Durant la « drôle de guerre », les travaux continuent, principalement au profit des troupes d’intervalles avec la mise en place de barbelés, de tranchées, de nettoyage des glacis, pose de mines, d’installation de lignes téléphoniques et de petits blockhaus. Les Alpes vont également bénéficier de l’aménagement du terrain. Pour avoir une idée de l’ampleur des travaux de 1939, 820 chantiers sont mis en place, 2 700 blockhaus vont sortir de terre, 248 000 militaires sont mis sur les chantiers, même les républicains espagnols réfugiés sont mis à contribution ainsi que 16 500 pionniers Nord-africains.

Le 10 mai 1940, c’est la campagne de France. Les Allemands passent à l’offensive à travers le Luxembourg, la Belgique et les Pays-Bas, en contournant la Ligne Maginot. Les fortifications du Nord-Est sont finalement abandonnées pour éviter l’encerclement.

Le 10 juin 1940, l’Italie déclare la guerre à la France. L’armée des Alpes et les fortifications du Sud-Est empêchent toute intrusion des Italiens sur notre sol. Le Génie français fait sauter les ponts et les tunnels. L’offensive italienne débute le 20 juin. Dans les Alpes-Maritimes, les avant-postes sont dégagés par les tirs de soutien de Rimplas et de Flaut. Les Italiens tentent une percée par Menton. Là, ce sont les tirs du Mont-Agel et du Cap-Martin qui empêchent toutes progressions.

L’armistice entre la France et l’Allemagne sera signé le 22 juin 1940 et entrera en application le 25 juin, car il faut signer l’armistice avec l’Italie également. Ce sera fait le 24 au soir. Les Allemands prennent possession des fortifications du Nord-Est, les Italiens ceux du Sud-Est. Les forces militaires françaises de l’armée des Alpes sont obligées de déposer les armes sans avoir été vaincues.

La bataille des Alpes aura coûté cher aux Italiens : 631 tués, 2 631 blessés, 616 disparus.  Côté français, 40 tués, 84 blessés et 150 disparus.

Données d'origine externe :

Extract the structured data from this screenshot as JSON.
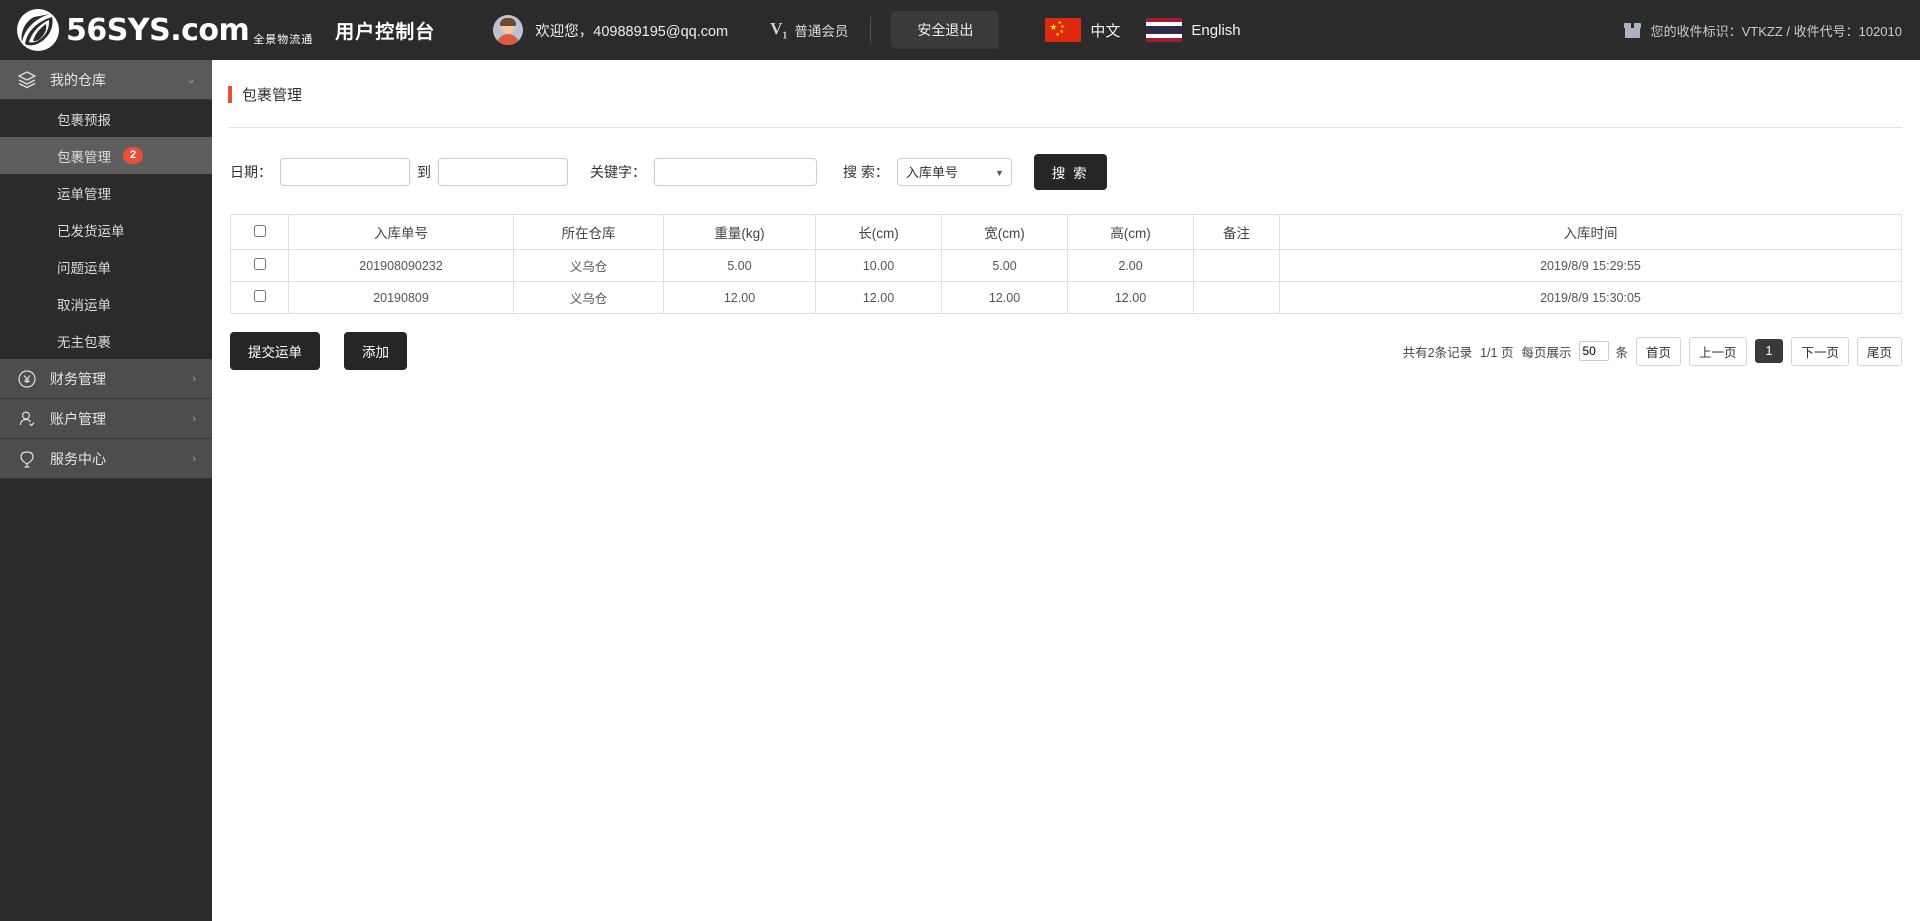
{
  "header": {
    "logo_main": "56SYS",
    "logo_domain": ".com",
    "logo_sub_line1": "全景物流通",
    "console_title": "用户控制台",
    "welcome": "欢迎您，409889195@qq.com",
    "vip_badge": "V",
    "vip_badge_sub": "1",
    "vip_level": "普通会员",
    "logout_label": "安全退出",
    "lang_cn": "中文",
    "lang_en": "English",
    "recv_info": "您的收件标识：VTKZZ / 收件代号：102010"
  },
  "sidebar": {
    "groups": [
      {
        "label": "我的仓库",
        "icon": "layers-icon",
        "open": true,
        "items": [
          {
            "label": "包裹预报",
            "badge": "",
            "active": false
          },
          {
            "label": "包裹管理",
            "badge": "2",
            "active": true
          },
          {
            "label": "运单管理",
            "badge": "",
            "active": false
          },
          {
            "label": "已发货运单",
            "badge": "",
            "active": false
          },
          {
            "label": "问题运单",
            "badge": "",
            "active": false
          },
          {
            "label": "取消运单",
            "badge": "",
            "active": false
          },
          {
            "label": "无主包裹",
            "badge": "",
            "active": false
          }
        ]
      },
      {
        "label": "财务管理",
        "icon": "yen-circle-icon",
        "open": false,
        "items": []
      },
      {
        "label": "账户管理",
        "icon": "user-icon",
        "open": false,
        "items": []
      },
      {
        "label": "服务中心",
        "icon": "support-icon",
        "open": false,
        "items": []
      }
    ]
  },
  "page": {
    "title": "包裹管理"
  },
  "search": {
    "date_label": "日期：",
    "date_from": "",
    "date_to": "",
    "between_label": "到",
    "keyword_label": "关键字：",
    "keyword_value": "",
    "search_select_label": "搜 索：",
    "search_select_value": "入库单号",
    "search_select_options": [
      "入库单号"
    ],
    "search_button": "搜 索"
  },
  "table": {
    "headers": [
      "",
      "入库单号",
      "所在仓库",
      "重量(kg)",
      "长(cm)",
      "宽(cm)",
      "高(cm)",
      "备注",
      "入库时间"
    ],
    "rows": [
      {
        "order_no": "201908090232",
        "warehouse": "义乌仓",
        "weight": "5.00",
        "length": "10.00",
        "width": "5.00",
        "height": "2.00",
        "remark": "",
        "time": "2019/8/9 15:29:55"
      },
      {
        "order_no": "20190809",
        "warehouse": "义乌仓",
        "weight": "12.00",
        "length": "12.00",
        "width": "12.00",
        "height": "12.00",
        "remark": "",
        "time": "2019/8/9 15:30:05"
      }
    ]
  },
  "actions": {
    "submit_label": "提交运单",
    "add_label": "添加"
  },
  "pagination": {
    "total_text": "共有2条记录",
    "page_text": "1/1 页",
    "per_page_label": "每页展示",
    "per_page_value": "50",
    "unit": "条",
    "first": "首页",
    "prev": "上一页",
    "current": "1",
    "next": "下一页",
    "last": "尾页"
  },
  "colors": {
    "accent": "#e8502a",
    "dark": "#2b2b2b",
    "badge": "#e8503a"
  }
}
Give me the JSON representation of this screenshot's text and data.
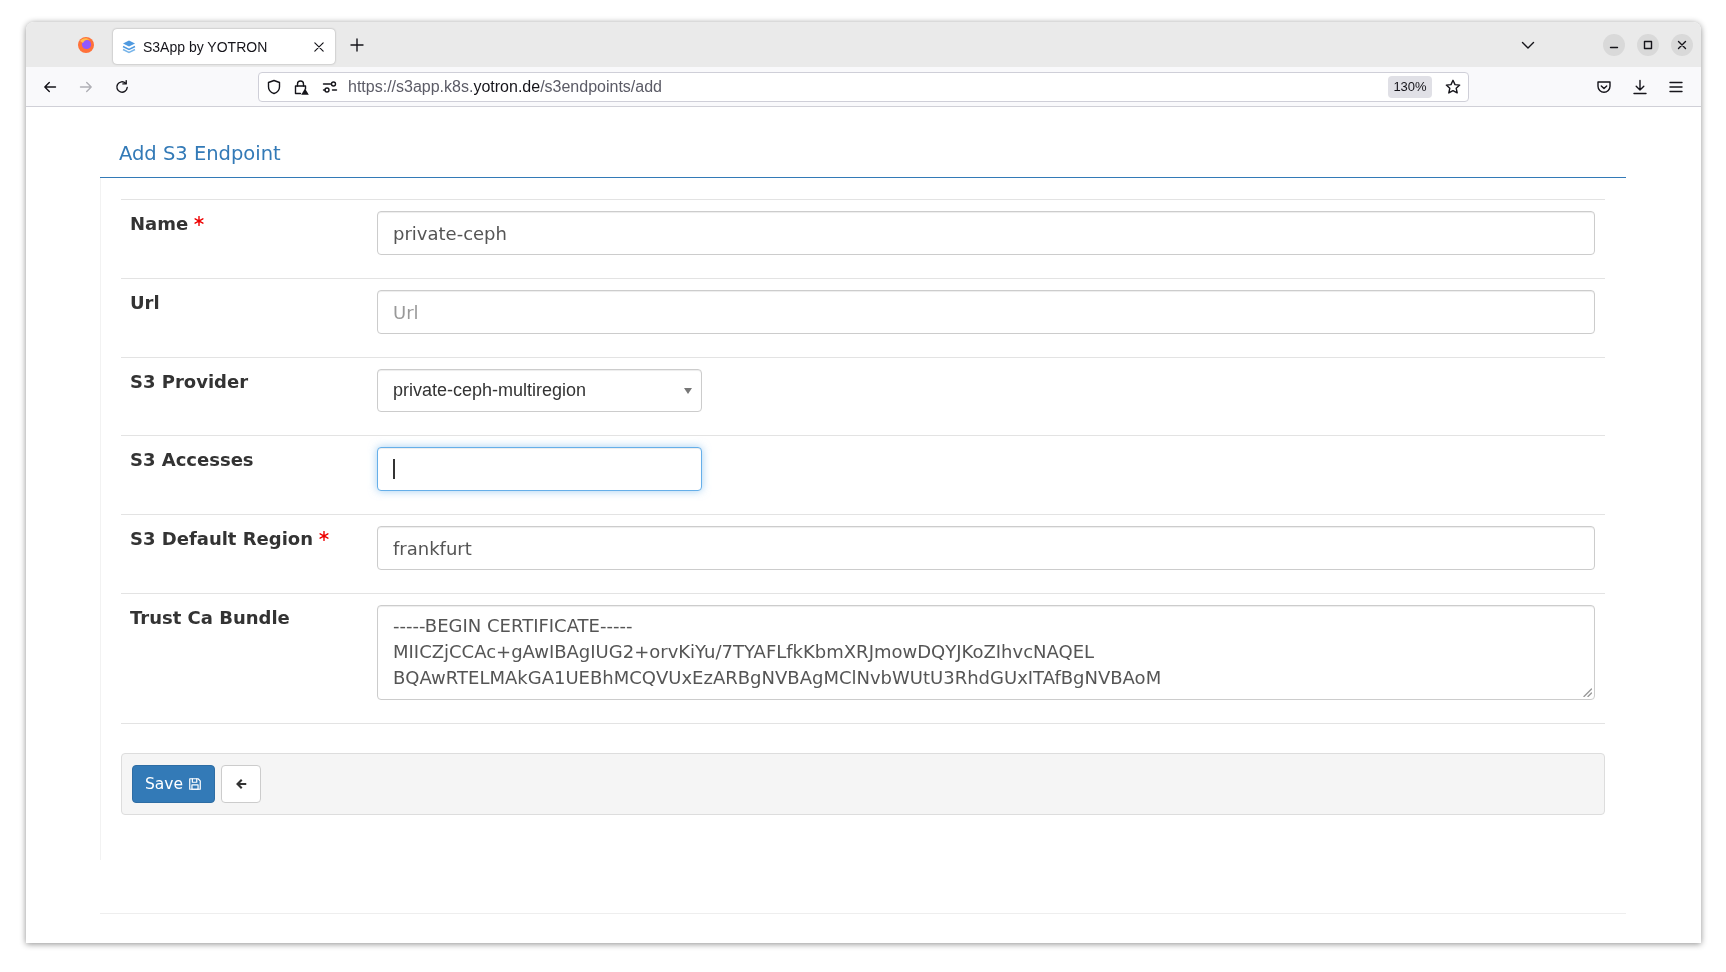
{
  "browser": {
    "tabs": [
      {
        "title": "S3App by YOTRON",
        "selected": true
      }
    ],
    "nav_buttons": [
      {
        "kind": "back",
        "disabled": false
      },
      {
        "kind": "forward",
        "disabled": true
      },
      {
        "kind": "reload",
        "disabled": false
      }
    ],
    "address": {
      "scheme_and_subdomain": "https://s3app.k8s.",
      "domain": "yotron.de",
      "path": "/s3endpoints/add"
    },
    "zoom_level": "130%"
  },
  "page": {
    "title": "Add S3 Endpoint",
    "fields": [
      {
        "kind": "text",
        "label": "Name",
        "required": true,
        "focused": false,
        "value": "private-ceph"
      },
      {
        "kind": "text",
        "label": "Url",
        "required": false,
        "focused": false,
        "placeholder": "Url"
      },
      {
        "kind": "select",
        "label": "S3 Provider",
        "required": false,
        "focused": false,
        "value": "private-ceph-multiregion"
      },
      {
        "kind": "tags",
        "label": "S3 Accesses",
        "required": false,
        "focused": true
      },
      {
        "kind": "text",
        "label": "S3 Default Region",
        "required": true,
        "focused": false,
        "value": "frankfurt"
      },
      {
        "kind": "textarea",
        "label": "Trust Ca Bundle",
        "required": false,
        "focused": false,
        "value": "-----BEGIN CERTIFICATE-----\nMIICZjCCAc+gAwIBAgIUG2+orvKiYu/7TYAFLfkKbmXRJmowDQYJKoZIhvcNAQEL\nBQAwRTELMAkGA1UEBhMCQVUxEzARBgNVBAgMClNvbWUtU3RhdGUxITAfBgNVBAoM"
      }
    ],
    "buttons": [
      {
        "kind": "save",
        "label": "Save"
      },
      {
        "kind": "back"
      }
    ]
  }
}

Après la guerre, la Ligne Maginot n’est plus opérationnelle du fait des dégâts subis lors des combats de 1940, puis de 1944. De plus, les Allemands ont procédé au démantèlement de l’armement pour équiper le Mur de l’Atlantique. À partir de mars 1946 et après inventaire, le Génie entreprend une remise en état de certains ouvrages. Pour les autres, des mesures de conservation sont prise, ainsi que la fermeture des accès.

Au début de la guerre froide, en 1949, et face à la menace soviétique, la Ligne Maginot est remise en état avec priorité aux groupes électrogènes et aux tourelles d’artillerie modernisée, mais également une protection anti-nucléaire et des matériels nouveaux comme les missiles antichars. Les travaux s’étendent aux Alpes : deux ouvrages, un dans l’Est et un dans le Sud, sont cédés à l’Armée de l’air pour faire des bases radars. En 1960, le Mont-Agel devient la base 943 de Roquebrune-Cap-Martin.

Aujourd’hui, quelques ouvrages sont encore la propriété de l’Armée. Mais de nombreux ouvrages ont été rachetés par les communes pour en faire des musées et pour informer le public d’un pan de notre histoire largement méconnu.